Courreges says Texas Brine had plugged and abandoned this salt mine in 2010 after integrity problems. And state rules at the time did not require any continued monitoring. Now scientists have discovered that the side wall of the salt cavern collapsed, causing tremors, the sinkhole and oil and gas leaks. Courreges says they've yet to find a road map for dealing with this unique set of problems.
"When we started looking around [asking] who else has this happened to, and the answer came — and we're still looking — is nobody," he says.
That makes it hard to predict what will happen next.

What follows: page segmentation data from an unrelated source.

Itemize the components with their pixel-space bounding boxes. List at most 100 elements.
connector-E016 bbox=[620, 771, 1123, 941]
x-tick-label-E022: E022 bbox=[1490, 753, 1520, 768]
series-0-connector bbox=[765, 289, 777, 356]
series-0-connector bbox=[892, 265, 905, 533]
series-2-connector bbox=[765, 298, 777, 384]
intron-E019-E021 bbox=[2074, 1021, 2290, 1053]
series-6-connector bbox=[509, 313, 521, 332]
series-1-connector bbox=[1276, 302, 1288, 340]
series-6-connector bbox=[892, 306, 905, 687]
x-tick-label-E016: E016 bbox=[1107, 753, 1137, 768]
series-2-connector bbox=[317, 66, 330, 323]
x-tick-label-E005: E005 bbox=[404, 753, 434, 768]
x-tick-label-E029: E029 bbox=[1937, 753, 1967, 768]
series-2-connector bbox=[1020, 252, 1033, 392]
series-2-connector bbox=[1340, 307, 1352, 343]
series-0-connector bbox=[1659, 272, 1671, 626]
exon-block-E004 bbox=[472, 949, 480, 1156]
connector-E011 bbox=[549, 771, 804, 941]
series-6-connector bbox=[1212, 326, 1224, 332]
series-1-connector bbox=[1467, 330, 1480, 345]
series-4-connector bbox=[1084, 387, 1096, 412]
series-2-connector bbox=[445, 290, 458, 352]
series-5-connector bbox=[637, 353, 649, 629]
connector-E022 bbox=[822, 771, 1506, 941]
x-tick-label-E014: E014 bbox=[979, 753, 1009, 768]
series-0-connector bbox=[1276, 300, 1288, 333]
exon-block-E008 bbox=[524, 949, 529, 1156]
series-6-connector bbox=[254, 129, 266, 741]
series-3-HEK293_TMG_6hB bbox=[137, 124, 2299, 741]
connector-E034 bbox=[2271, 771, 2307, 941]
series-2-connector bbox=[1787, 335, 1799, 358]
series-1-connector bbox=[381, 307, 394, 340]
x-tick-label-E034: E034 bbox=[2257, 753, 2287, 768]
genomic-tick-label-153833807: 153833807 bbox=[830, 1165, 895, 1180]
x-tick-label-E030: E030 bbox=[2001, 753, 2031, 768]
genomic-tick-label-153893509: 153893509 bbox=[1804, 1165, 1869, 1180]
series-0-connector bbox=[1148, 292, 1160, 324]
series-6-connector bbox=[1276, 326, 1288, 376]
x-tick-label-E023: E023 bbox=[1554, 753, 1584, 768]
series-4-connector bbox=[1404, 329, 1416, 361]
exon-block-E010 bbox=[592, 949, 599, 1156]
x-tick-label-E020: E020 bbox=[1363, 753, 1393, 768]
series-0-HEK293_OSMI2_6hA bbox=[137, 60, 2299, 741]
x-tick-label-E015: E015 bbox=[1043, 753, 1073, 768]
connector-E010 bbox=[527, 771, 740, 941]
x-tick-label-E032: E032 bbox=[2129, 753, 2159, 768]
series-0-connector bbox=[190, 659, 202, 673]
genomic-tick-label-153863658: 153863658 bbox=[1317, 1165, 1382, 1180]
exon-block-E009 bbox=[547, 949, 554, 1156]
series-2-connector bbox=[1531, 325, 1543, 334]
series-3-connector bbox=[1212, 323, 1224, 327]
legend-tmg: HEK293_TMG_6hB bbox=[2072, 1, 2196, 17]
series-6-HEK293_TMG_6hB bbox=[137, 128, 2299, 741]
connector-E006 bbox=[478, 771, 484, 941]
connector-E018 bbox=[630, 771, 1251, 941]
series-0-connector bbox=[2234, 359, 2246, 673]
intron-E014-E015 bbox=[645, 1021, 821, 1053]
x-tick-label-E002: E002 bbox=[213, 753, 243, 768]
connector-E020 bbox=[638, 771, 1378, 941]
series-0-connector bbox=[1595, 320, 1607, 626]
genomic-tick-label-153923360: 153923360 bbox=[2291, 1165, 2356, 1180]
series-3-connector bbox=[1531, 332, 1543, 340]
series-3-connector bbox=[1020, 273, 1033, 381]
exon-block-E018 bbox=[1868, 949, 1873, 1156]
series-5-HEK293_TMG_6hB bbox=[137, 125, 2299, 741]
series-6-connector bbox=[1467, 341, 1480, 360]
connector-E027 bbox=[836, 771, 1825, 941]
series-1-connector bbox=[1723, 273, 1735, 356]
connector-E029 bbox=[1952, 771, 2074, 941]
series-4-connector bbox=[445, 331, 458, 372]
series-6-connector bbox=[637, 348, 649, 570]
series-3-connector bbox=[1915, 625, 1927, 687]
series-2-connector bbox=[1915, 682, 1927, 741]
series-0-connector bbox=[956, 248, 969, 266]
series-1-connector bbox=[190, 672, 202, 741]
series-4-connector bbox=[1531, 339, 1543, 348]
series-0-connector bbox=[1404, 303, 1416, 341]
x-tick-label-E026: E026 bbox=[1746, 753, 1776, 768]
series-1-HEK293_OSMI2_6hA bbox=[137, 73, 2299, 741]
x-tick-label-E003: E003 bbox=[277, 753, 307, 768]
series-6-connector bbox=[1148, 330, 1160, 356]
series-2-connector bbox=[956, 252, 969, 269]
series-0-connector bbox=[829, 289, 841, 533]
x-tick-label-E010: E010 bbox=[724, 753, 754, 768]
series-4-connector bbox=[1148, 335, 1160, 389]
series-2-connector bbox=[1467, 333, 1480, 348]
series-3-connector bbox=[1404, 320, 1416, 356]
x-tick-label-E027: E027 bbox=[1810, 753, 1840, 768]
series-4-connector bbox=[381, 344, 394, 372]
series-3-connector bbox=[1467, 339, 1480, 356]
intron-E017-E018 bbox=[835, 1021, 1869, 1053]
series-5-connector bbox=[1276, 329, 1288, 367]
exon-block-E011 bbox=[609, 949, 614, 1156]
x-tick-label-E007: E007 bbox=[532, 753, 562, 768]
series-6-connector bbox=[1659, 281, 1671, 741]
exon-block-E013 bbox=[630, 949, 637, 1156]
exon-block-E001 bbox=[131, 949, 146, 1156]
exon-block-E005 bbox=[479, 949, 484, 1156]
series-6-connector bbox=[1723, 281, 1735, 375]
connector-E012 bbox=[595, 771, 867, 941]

"It's just like an experiment," says Wilma Subra, a technical adviser to the Louisiana Environmental Action Network. "But the issue is, it is continuing to degrade. So as long as it's degrading, you can't say we've reached the end of degradation and now we can figure out how to remedy."
Sheriff Ackal says Lake Peigneur Could be Worse than Assumption Sinkhole
"If we have a collapse there, it would be a hell of a catastrophe and it worries me, it has worried me for many years. Seeing it first hand, I know what could happen," said Iberia Parish Sheriff Louis Ackal.
He vividly remembers the Jefferson Island Salt Mine Collapse in 1980 and is now asking Governor Bobby Jindal to stop AGL Resources from expanding its natural gas storage caverns at Lake Peigneur.
So far, Governor Jindal hasn't responded to the sheriff's letter. Ackal says the sinkhole in Assumption Parish would be a mud puddle compared to what he thinks could happen at the Lake.